Kebebasan berpendapat dijamin, dan dilindungi konstitusi. Bahkan kebebasan informasi dan menyatakan pendapat dikelompokkan sebagai HAM (Hak Asasi Manusia). Rumpun HAM dalam UUD pasal 28F, menyatakan, “Setiap orang berhak untuk berkomunikasi dan memperoleh informasi untuk mengembangkan pribadi dan lingkungan sosialnya, serta berhak untuk mencari, memperoleh, memiliki, menyimpan, mengolah, dan menyampaikan informasi dengan menggunakan segala jenis saluran yang tersedia.”

Namun HAM, bukan sekadar menggencarkan hak. Melainkan juga berbatasan dengan kewajiban menjamin hak orang lain. Selain menjamin pelaksanaan kebebasan berpendapat, konstitusi di Indonesia sekaligus juga mewaspadai kebebasan menyatakan pendapat. Sehingga terdapat aturan pembatasan. Berdasar pembatasan konstitusi, telah diterbitkan undang-undang (UU) yang lebih menjamin tertib sosial. Terutama aspek penggunaan teknologi informasi.

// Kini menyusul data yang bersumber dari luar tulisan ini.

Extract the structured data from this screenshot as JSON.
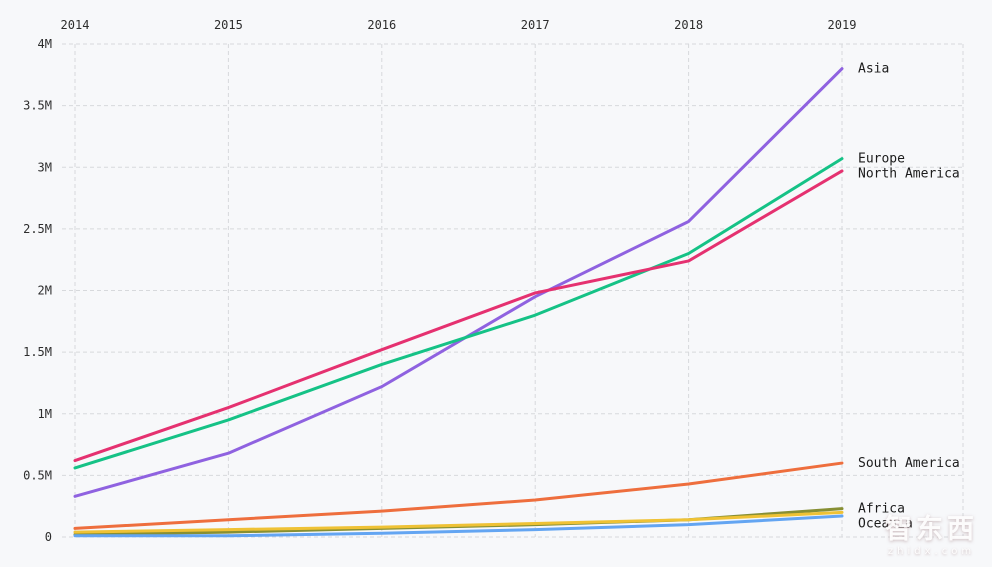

UUD pasal 28J ayat (2), menyatakan, “Dalam menjalankan hak dan kebebasannya, setiap orang wajib tunduk kepada pembatasan yang ditetapkan dengan undang-undang dengan maksud semata-mata untuk menjamin pengakuan serta penghormatan atas hak dan kebebasan orang lain dan untuk memenuhi tuntutan yang adil sesuai dengan pertimbangan moral, nilai-nilai agama, keamanan, dan ketertiban umum dalam suatu masyarakat demokratis.”

Bahkan konstitusi memberi kewenangan kepada negara (pemerintah) menjamin pelaksanaan HAM, secara berkeadilan. UUD pasal 28-I ayat (5), mengamanatkan, “Untuk menegakkan dan melindungi hak asasi manusia dengan prinsip negara hukum yang demokratis, maka pelaksanaan hak asasi manusia dijamin, diatur, dan dituangkan dalam peraturan perundang-undangan.” Pembatasan diantaranya penerbitan UU 11 Tahun 2008 tentang Informasi dan Transaksi Elektronik (ITE).

UU ITE juga disesuaikan dengan perkembangan zaman. Pada tahun 2016, pemerintah bersama DPR telah melakukan revisi, menjadi UU Nomor 19 tahun 2016. Namun “pertempuran” berpendapat tak surut. Bahkan menjadi saling melapor (ke Polisi) tentang dugaan pelanggaran dalam pasal-pasal dalam UU ITE. Setidaknya terdapat 7 pasal (dengan beberapa ayat di dalamnya). Diantaranya, rumpun pasal 26, rumpun pasal 27, pasal 28 ayat (2), pasal 29, pasal 36, rumpun pasal 40, dan pasal 45 ayat (3).

Peraturan yang dianggap “pasal karet,” berunsur pencemaran nama baik, ujaran kebencian, penistaan, dan SARA. Pada revisi pertama tahun 2016, “pasal karet,” tetap lolos, tidak diubah. Sehingga pada tahun 2019 (saat Pilpres), Polisi bagai “panen raya.” Narasi berita hoax naik sampai 300%. Meruaknya kasus pidana pelanggaran UU ITE, seyogianya menjadi warning segenap masyarakat, dan dan ke-profesi-an patut mencermati isi pesan yang “diteruskan.”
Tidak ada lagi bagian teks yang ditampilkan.